Der absolute Höhepunkt derselben fand mit betörender Regelmäßigkeit um Punkt 12 Uhr mittags statt. Da hörte man die „Glocken der Pfarrkirche zu Sankt ...“. Jede Sendung überraschte mit einem noch nicht gehörten Mittagsgebimmel. In einer naiven Vorstellung stand dort in Sankt Glocking an der Klöppel ein Reporter von „Österreich Regional“und hielt ein Mikrofon gegen den Kirchturm. Tatsächlich strahlte der Rundfunk nur ein vorbereitetes Band in den Äther. Das Glockengeläut von „Autofahrer unterwegs“verband das Land. Die beliebteste Sendung der Welt erscholl in jeder Stube und in jedem Wirtshaussaal, es läutete in jedem Bürgermeisterbüro, in jedem Amt, an jedem nur irgendwie besetzten Arbeitsplatz mit Radioempfang.

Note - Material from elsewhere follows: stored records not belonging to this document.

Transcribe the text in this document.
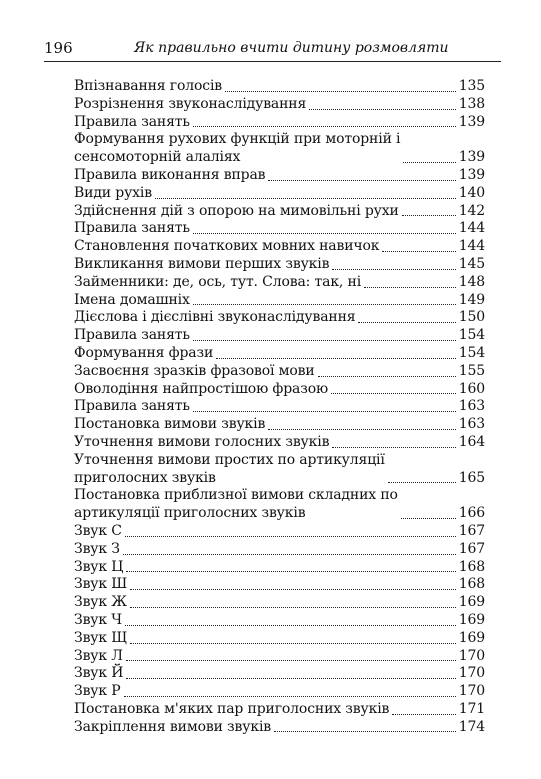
196	Як правильно вчити дитину розмовляти
Впізнавання голосів	135
Розрізнення звуконаслідування	138
Правила занять	139
Формування рухових функцій при моторній і
сенсомоторній алаліях	139
Правила виконання вправ	139
Види рухів	140
Здійснення дій з опорою на мимовільні рухи	142
Правила занять	144
Становлення початкових мовних навичок	144
Викликання вимови перших звуків	145
Займенники: де, ось, тут. Слова: так, ні	148
Імена домашніх	149
Дієслова і дієслівні звуконаслідування	150
Правила занять	154
Формування фрази	154
Засвоєння зразків фразової мови	155
Оволодіння найпростішою фразою	160
Правила занять	163
Постановка вимови звуків	163
Уточнення вимови голосних звуків	164
Уточнення вимови простих по артикуляції
приголосних звуків	165
Постановка приблизної вимови складних по
артикуляції приголосних звуків	166
Звук С	167
Звук З	167
Звук Ц	168
Звук Ш	168
Звук Ж	169
Звук Ч	169
Звук Щ	169
Звук Л	170
Звук Й	170
Звук Р	170
Постановка м'яких пар приголосних звуків	171
Закріплення вимови звуків	174
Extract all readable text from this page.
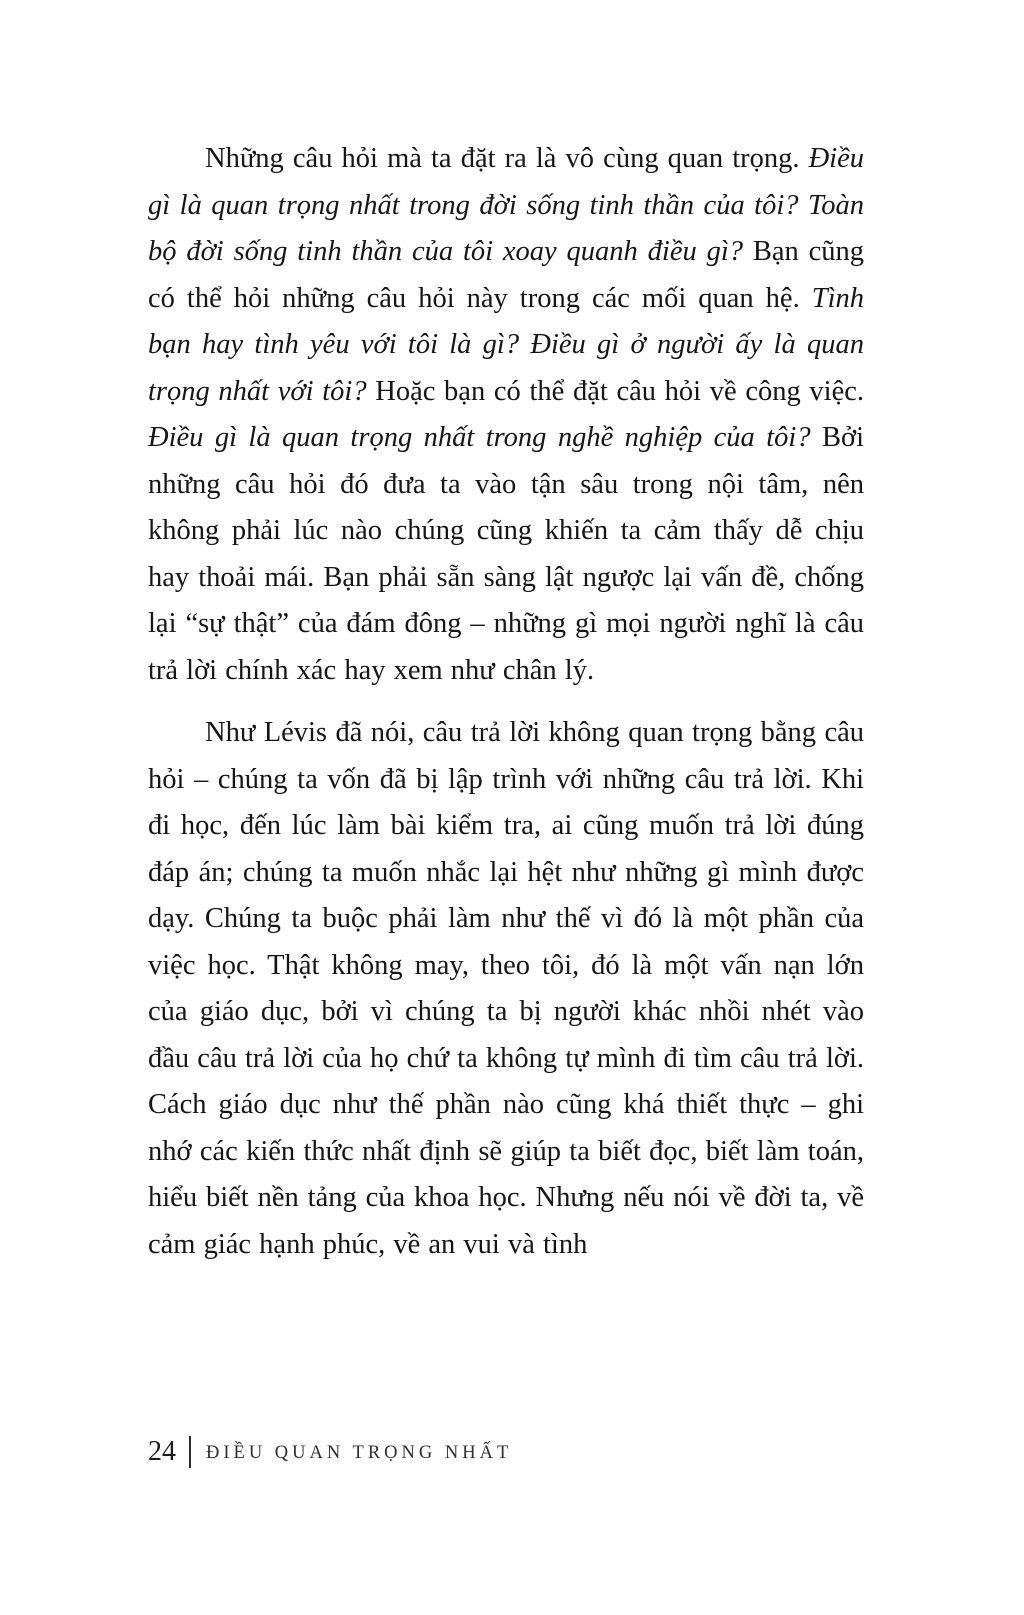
Những câu hỏi mà ta đặt ra là vô cùng quan trọng. Điều gì là quan trọng nhất trong đời sống tinh thần của tôi? Toàn bộ đời sống tinh thần của tôi xoay quanh điều gì? Bạn cũng có thể hỏi những câu hỏi này trong các mối quan hệ. Tình bạn hay tình yêu với tôi là gì? Điều gì ở người ấy là quan trọng nhất với tôi? Hoặc bạn có thể đặt câu hỏi về công việc. Điều gì là quan trọng nhất trong nghề nghiệp của tôi? Bởi những câu hỏi đó đưa ta vào tận sâu trong nội tâm, nên không phải lúc nào chúng cũng khiến ta cảm thấy dễ chịu hay thoải mái. Bạn phải sẵn sàng lật ngược lại vấn đề, chống lại “sự thật” của đám đông – những gì mọi người nghĩ là câu trả lời chính xác hay xem như chân lý.

Như Lévis đã nói, câu trả lời không quan trọng bằng câu hỏi – chúng ta vốn đã bị lập trình với những câu trả lời. Khi đi học, đến lúc làm bài kiểm tra, ai cũng muốn trả lời đúng đáp án; chúng ta muốn nhắc lại hệt như những gì mình được dạy. Chúng ta buộc phải làm như thế vì đó là một phần của việc học. Thật không may, theo tôi, đó là một vấn nạn lớn của giáo dục, bởi vì chúng ta bị người khác nhồi nhét vào đầu câu trả lời của họ chứ ta không tự mình đi tìm câu trả lời. Cách giáo dục như thế phần nào cũng khá thiết thực – ghi nhớ các kiến thức nhất định sẽ giúp ta biết đọc, biết làm toán, hiểu biết nền tảng của khoa học. Nhưng nếu nói về đời ta, về cảm giác hạnh phúc, về an vui và tình

24 ĐIỀU QUAN TRỌNG NHẤT
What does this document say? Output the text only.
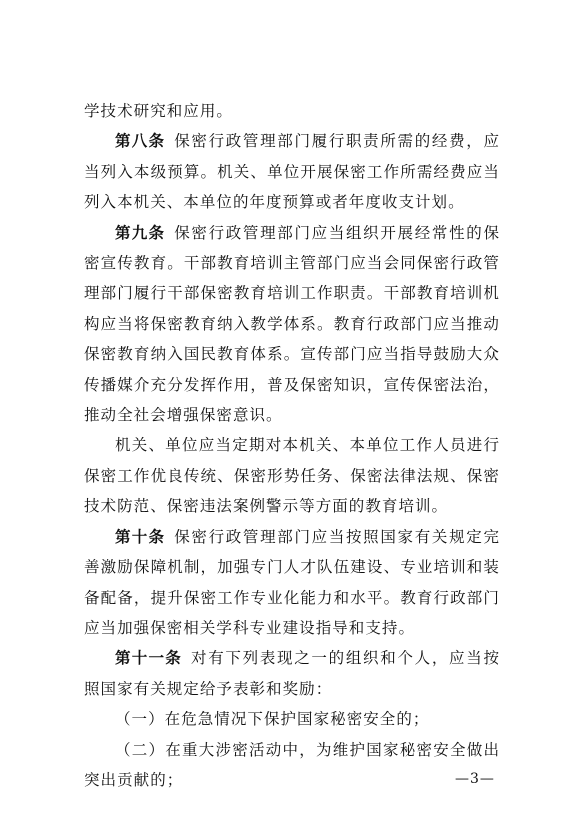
学技术研究和应用。

第八条 保密行政管理部门履行职责所需的经费，应当列入本级预算。机关、单位开展保密工作所需经费应当列入本机关、本单位的年度预算或者年度收支计划。

第九条 保密行政管理部门应当组织开展经常性的保密宣传教育。干部教育培训主管部门应当会同保密行政管理部门履行干部保密教育培训工作职责。干部教育培训机构应当将保密教育纳入教学体系。教育行政部门应当推动保密教育纳入国民教育体系。宣传部门应当指导鼓励大众传播媒介充分发挥作用，普及保密知识，宣传保密法治，推动全社会增强保密意识。

机关、单位应当定期对本机关、本单位工作人员进行保密工作优良传统、保密形势任务、保密法律法规、保密技术防范、保密违法案例警示等方面的教育培训。

第十条 保密行政管理部门应当按照国家有关规定完善激励保障机制，加强专门人才队伍建设、专业培训和装备配备，提升保密工作专业化能力和水平。教育行政部门应当加强保密相关学科专业建设指导和支持。

第十一条 对有下列表现之一的组织和个人，应当按照国家有关规定给予表彰和奖励：

（一）在危急情况下保护国家秘密安全的；

（二）在重大涉密活动中，为维护国家秘密安全做出突出贡献的；	—3—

Ausnahmen bildeten die Schulen, dort sorgte die Schulglocke für das Zeitmaß. Sie war und ist bekanntermaßen an eine 50-Minuten-Stunde gekoppelt, verschob und verschiebt sich also im Laufe des Tages. Zwischen diesen beiden Zeitwelten war und ist Österreich zerrissen. Hie die Erinnerung an katholisch-kraftfahrerisches Mittagsgeläut, da die vorrückende Schulstunde.
Wir verstehen, dass Österreich außerhalb der Zeit lebt.